Tucson Water, on the advice of consultants, has selected a 600-acre site roughly 100 feet from an abandoned mineral processing plant which employed hazardous chemicals. The site is located north of Green Valley about a mile east of the Interstate 19 interchange on Pima Mine Road between the Santa Cruz River on the west and the Old Nogales Highway and the Southern Pacific Railroad line on the east. Directly south of the parcel are the pecan groves owned by the Farmers Investment Company.
Last week Tucson Water public information specialist Mitchell B. Basefsky told The Weekly the city has already gone to court to condemn the parcel and is now negotiating with the owners, representatives of ASARCO copper mines, to determine a purchase price. Basefsky says the city has assessed the value of the parcel at $290,000.
The proposed recharge basin is down-gradient from the former chemical processing plant. The underground water flow would be south to north or from the plant to the recharge basin, says George Barr, a retired hydrologist and engineer.

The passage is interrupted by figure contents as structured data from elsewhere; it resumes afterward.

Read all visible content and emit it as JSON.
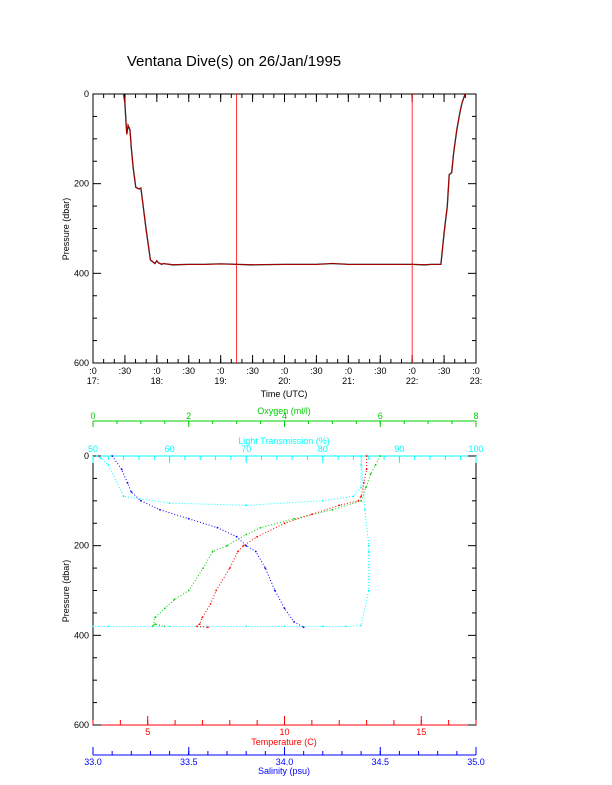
{
  "title": "Ventana Dive(s) on 26/Jan/1995",
  "colors": {
    "axis": "#000000",
    "depth_trace": "#000000",
    "depth_trace_overlay": "#ff0000",
    "marker_line": "#ff0000",
    "oxygen": "#00cc00",
    "light": "#00ffff",
    "temperature": "#ff0000",
    "salinity": "#0000ff"
  },
  "chart_data": [
    {
      "type": "line",
      "name": "time-depth",
      "xlabel": "Time (UTC)",
      "ylabel": "Pressure (dbar)",
      "xlim": [
        17.0,
        23.0
      ],
      "ylim": [
        600,
        0
      ],
      "y_reversed": true,
      "xticks": [
        {
          "v": 17.0,
          "l1": ":0",
          "l2": "17:"
        },
        {
          "v": 17.5,
          "l1": ":30",
          "l2": ""
        },
        {
          "v": 18.0,
          "l1": ":0",
          "l2": "18:"
        },
        {
          "v": 18.5,
          "l1": ":30",
          "l2": ""
        },
        {
          "v": 19.0,
          "l1": ":0",
          "l2": "19:"
        },
        {
          "v": 19.5,
          "l1": ":30",
          "l2": ""
        },
        {
          "v": 20.0,
          "l1": ":0",
          "l2": "20:"
        },
        {
          "v": 20.5,
          "l1": ":30",
          "l2": ""
        },
        {
          "v": 21.0,
          "l1": ":0",
          "l2": "21:"
        },
        {
          "v": 21.5,
          "l1": ":30",
          "l2": ""
        },
        {
          "v": 22.0,
          "l1": ":0",
          "l2": "22:"
        },
        {
          "v": 22.5,
          "l1": ":30",
          "l2": ""
        },
        {
          "v": 23.0,
          "l1": ":0",
          "l2": "23:"
        }
      ],
      "yticks": [
        "0",
        "200",
        "400",
        "600"
      ],
      "ytick_values": [
        0,
        200,
        400,
        600
      ],
      "markers_x": [
        19.25,
        22.0
      ],
      "series": [
        {
          "x": [
            17.48,
            17.5,
            17.52,
            17.53,
            17.55,
            17.58,
            17.6,
            17.63,
            17.67,
            17.72,
            17.75,
            17.83,
            17.9,
            17.97,
            18.0,
            18.03,
            18.08,
            18.1,
            18.25,
            18.5,
            18.75,
            19.0,
            19.25,
            19.5,
            20.0,
            20.5,
            20.75,
            21.0,
            21.5,
            22.0,
            22.2,
            22.3,
            22.45,
            22.5,
            22.55,
            22.58,
            22.62,
            22.65,
            22.7,
            22.75,
            22.78,
            22.83
          ],
          "y": [
            0,
            20,
            70,
            90,
            70,
            80,
            120,
            165,
            208,
            212,
            210,
            300,
            370,
            378,
            372,
            377,
            380,
            378,
            381,
            380,
            380,
            379,
            380,
            381,
            380,
            380,
            378,
            380,
            380,
            380,
            381,
            380,
            380,
            310,
            250,
            180,
            175,
            130,
            80,
            40,
            20,
            0
          ]
        }
      ]
    },
    {
      "type": "scatter",
      "name": "profiles",
      "ylabel": "Pressure (dbar)",
      "ylim": [
        600,
        0
      ],
      "y_reversed": true,
      "yticks": [
        "0",
        "200",
        "400",
        "600"
      ],
      "ytick_values": [
        0,
        200,
        400,
        600
      ],
      "axes": {
        "oxygen": {
          "label": "Oxygen (ml/l)",
          "range": [
            0,
            8
          ],
          "ticks": [
            "0",
            "2",
            "4",
            "6",
            "8"
          ],
          "tick_values": [
            0,
            2,
            4,
            6,
            8
          ]
        },
        "light": {
          "label": "Light Transmission (%)",
          "range": [
            50,
            100
          ],
          "ticks": [
            "50",
            "60",
            "70",
            "80",
            "90",
            "100"
          ],
          "tick_values": [
            50,
            60,
            70,
            80,
            90,
            100
          ]
        },
        "temperature": {
          "label": "Temperature (C)",
          "range": [
            3.0,
            17.0
          ],
          "ticks": [
            "5",
            "10",
            "15"
          ],
          "tick_values": [
            5,
            10,
            15
          ]
        },
        "salinity": {
          "label": "Salinity (psu)",
          "range": [
            33.0,
            35.0
          ],
          "ticks": [
            "33.0",
            "33.5",
            "34.0",
            "34.5",
            "35.0"
          ],
          "tick_values": [
            33.0,
            33.5,
            34.0,
            34.5,
            35.0
          ]
        }
      },
      "series": [
        {
          "name": "Oxygen (ml/l)",
          "axis": "oxygen",
          "x": [
            6.0,
            5.9,
            5.8,
            5.7,
            5.6,
            5.0,
            4.2,
            3.5,
            3.2,
            2.8,
            2.5,
            2.3,
            2.0,
            1.7,
            1.5,
            1.3,
            1.25,
            1.3,
            1.5
          ],
          "y": [
            0,
            20,
            40,
            70,
            100,
            120,
            140,
            160,
            175,
            200,
            213,
            250,
            300,
            320,
            340,
            360,
            380,
            375,
            380
          ]
        },
        {
          "name": "Light Transmission (%)",
          "axis": "light",
          "x": [
            50.5,
            51,
            52,
            54,
            60,
            70,
            80,
            84,
            85,
            85,
            85,
            85.5,
            86,
            86,
            86,
            85,
            83,
            80,
            75,
            70,
            60,
            52,
            50
          ],
          "y": [
            0,
            5,
            20,
            90,
            105,
            110,
            100,
            90,
            70,
            20,
            0,
            120,
            200,
            213,
            300,
            378,
            380,
            380,
            380,
            380,
            380,
            380,
            380
          ]
        },
        {
          "name": "Temperature (C)",
          "axis": "temperature",
          "x": [
            13.0,
            13.0,
            12.9,
            12.8,
            12.7,
            12.0,
            11.0,
            10.0,
            9.0,
            8.5,
            8.3,
            8.0,
            7.5,
            7.3,
            7.0,
            6.9,
            6.8,
            7.2
          ],
          "y": [
            0,
            30,
            60,
            90,
            100,
            110,
            130,
            150,
            180,
            200,
            213,
            250,
            300,
            330,
            360,
            375,
            380,
            382
          ]
        },
        {
          "name": "Salinity (psu)",
          "axis": "salinity",
          "x": [
            33.1,
            33.15,
            33.18,
            33.2,
            33.25,
            33.35,
            33.5,
            33.65,
            33.75,
            33.8,
            33.85,
            33.9,
            33.95,
            34.0,
            34.05,
            34.1
          ],
          "y": [
            0,
            30,
            60,
            80,
            100,
            120,
            140,
            160,
            180,
            200,
            213,
            250,
            300,
            340,
            370,
            382
          ]
        }
      ]
    }
  ]
}
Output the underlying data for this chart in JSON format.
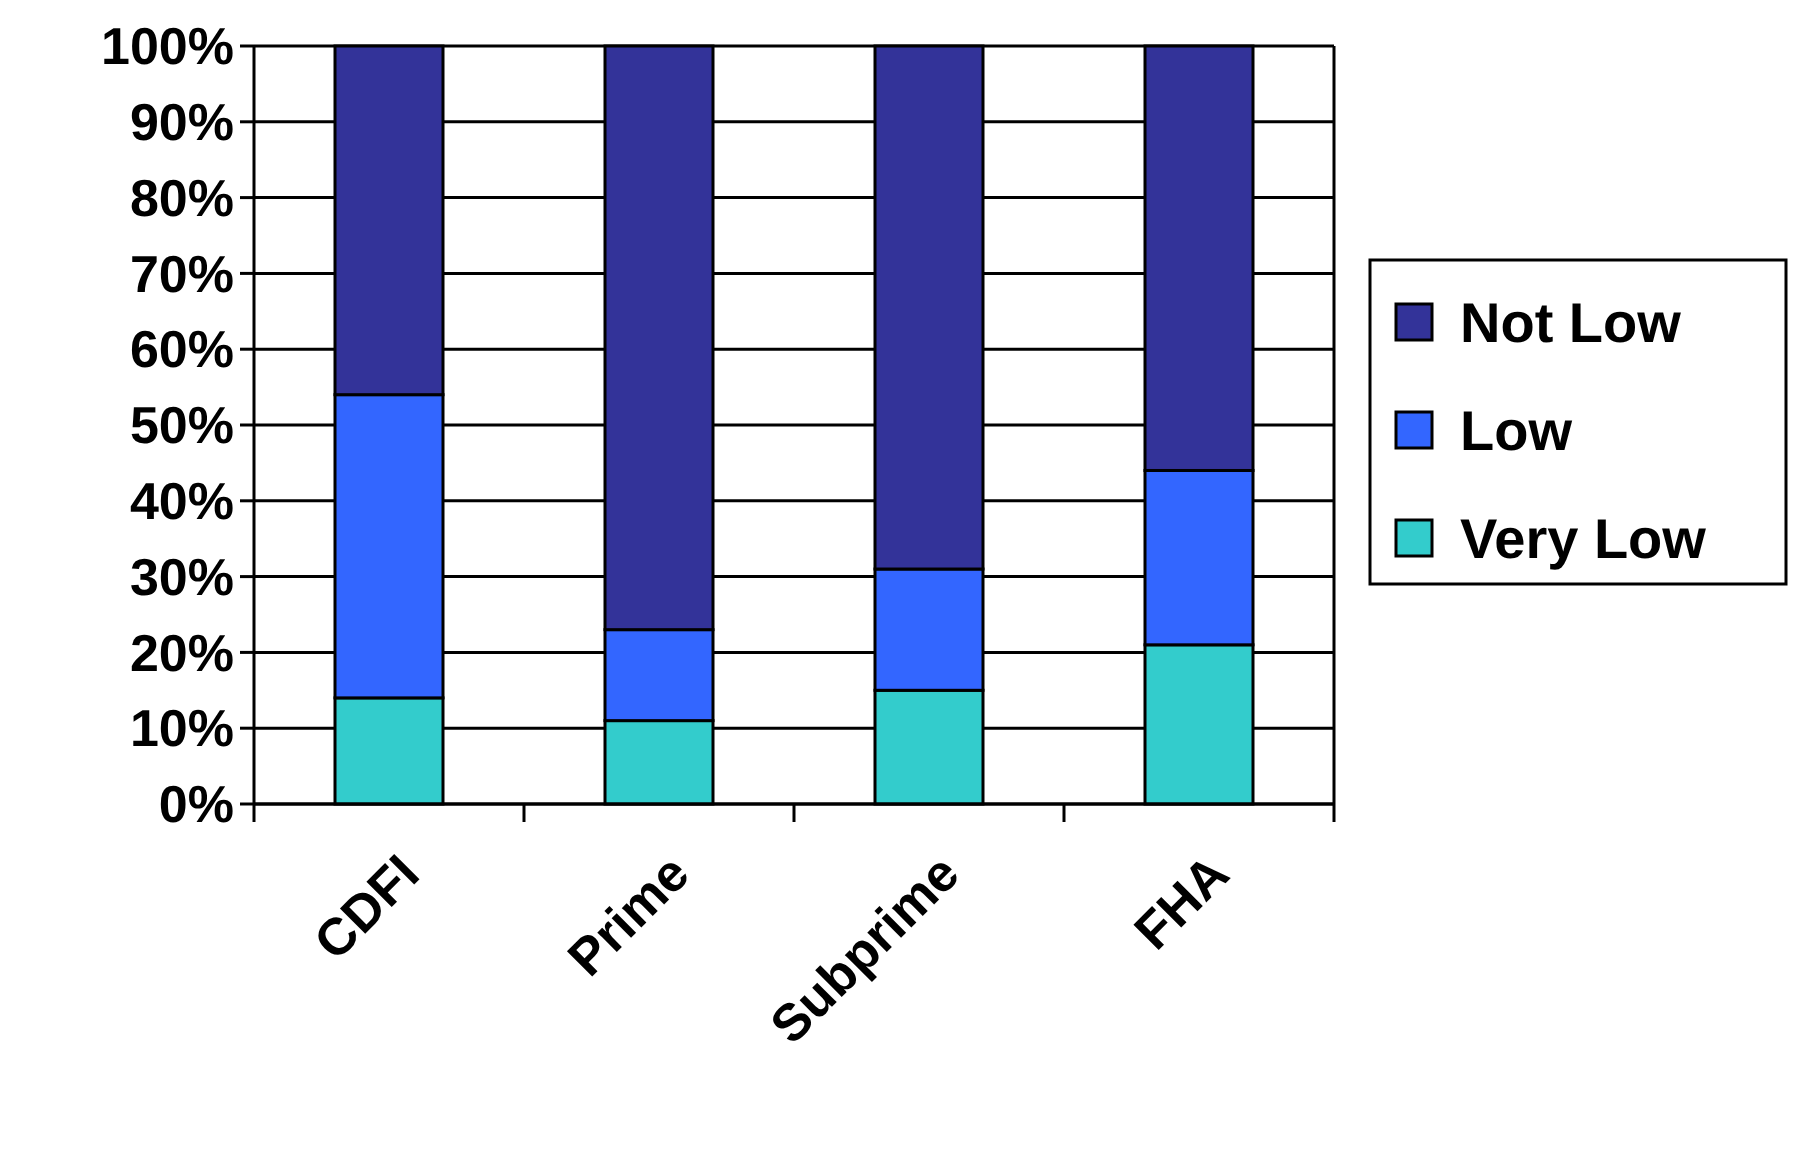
{
  "chart_data": {
    "type": "bar",
    "stacked": true,
    "categories": [
      "CDFI",
      "Prime",
      "Subprime",
      "FHA"
    ],
    "series": [
      {
        "name": "Very Low",
        "color": "#33cccc",
        "values": [
          14,
          11,
          15,
          21
        ]
      },
      {
        "name": "Low",
        "color": "#3366ff",
        "values": [
          40,
          12,
          16,
          23
        ]
      },
      {
        "name": "Not Low",
        "color": "#333399",
        "values": [
          46,
          77,
          69,
          56
        ]
      }
    ],
    "ylim": [
      0,
      100
    ],
    "yticks": [
      {
        "value": 0,
        "label": "0%"
      },
      {
        "value": 10,
        "label": "10%"
      },
      {
        "value": 20,
        "label": "20%"
      },
      {
        "value": 30,
        "label": "30%"
      },
      {
        "value": 40,
        "label": "40%"
      },
      {
        "value": 50,
        "label": "50%"
      },
      {
        "value": 60,
        "label": "60%"
      },
      {
        "value": 70,
        "label": "70%"
      },
      {
        "value": 80,
        "label": "80%"
      },
      {
        "value": 90,
        "label": "90%"
      },
      {
        "value": 100,
        "label": "100%"
      }
    ],
    "grid": "y",
    "legend": "right"
  }
}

A 1991 document prepared for Bruce Johnson, Jim Spain and Ralph Marra of Tucson Water by consultants from CH2M Hill identify the empty complex of buildings as once being owned by the Cyprus Metals Co.
The city was unable to provide The Weekly with an environmental assessment report of the area. According to officials in the city's real estate department, they conducted a preliminary review of several photographs and found nothing unusual. "So we didn't feel the need to do a more in-depth review," one official explained.
The grounds surrounding the plant show traces of large-scale dumping of chemicals into cement channels which flowed into the nearby Santa Cruz River.
A sign on the fence surrounding the plant warns: "Hazardous Waste Materials!"
The residue of chemical vapors which still waft around the plant are, even today, enough to irritate one's throat, face and hands.
The plant's main structure, a large masonry building, shows signs of what could be chemical flash burns on its north, west and southern exteriors. Around the east side of the building are several tubs marked as hazardous waste.
A map supplied by the city's real estate department shows the location of two fuel storage tanks on the plant's grounds. The tanks do not appear as surface structures, suggesting the possibility of underground storage.
The map also identifies a large tailings, or waste pond, 20 to 30 yards directly south of the plant and within a softball toss of the Santa Cruz. What went into the pond is anybody's guess, says Barr.
Two Tucson-area high school science teachers who happened on the scene while The Weekly was conducting its investigation pointed out how all the metal in and around the plant showed signs of being dissolved by metal-eating chemicals.
The teachers were especially interested in the railroad tracks inside the plant's yard. The tracks looked like tree branches which, under intense heat, had charcoaled into small pieces. The teachers referred to the tracks being "dissolved" by exposure to chemicals.
On a railroad spur in front of the plant, Southern Pacific Railroad also appears to have left evidence of its chemical cargo. Hardened stalagmite-like goop fouls the rail ties of a wood-and-steel trestle spanning the 150-foot gap of the Santa Cruz River just 10 feet west of the plant's fence line.
Residents nearby were surprised to hear the city was planning to use the 600-acre site for a future recharge basin. They told The Weekly they were concerned about their personal health.
One person who lives near the city's proposed recharge site says the birds keep dying around her property. In the last month, she says, she has found "about 20 or so dead birds."
"What's going on?" she asks.
Good question--why such a sloppy job on the part of the city? Why no environmental assessment? Does the city really want recharge to succeed?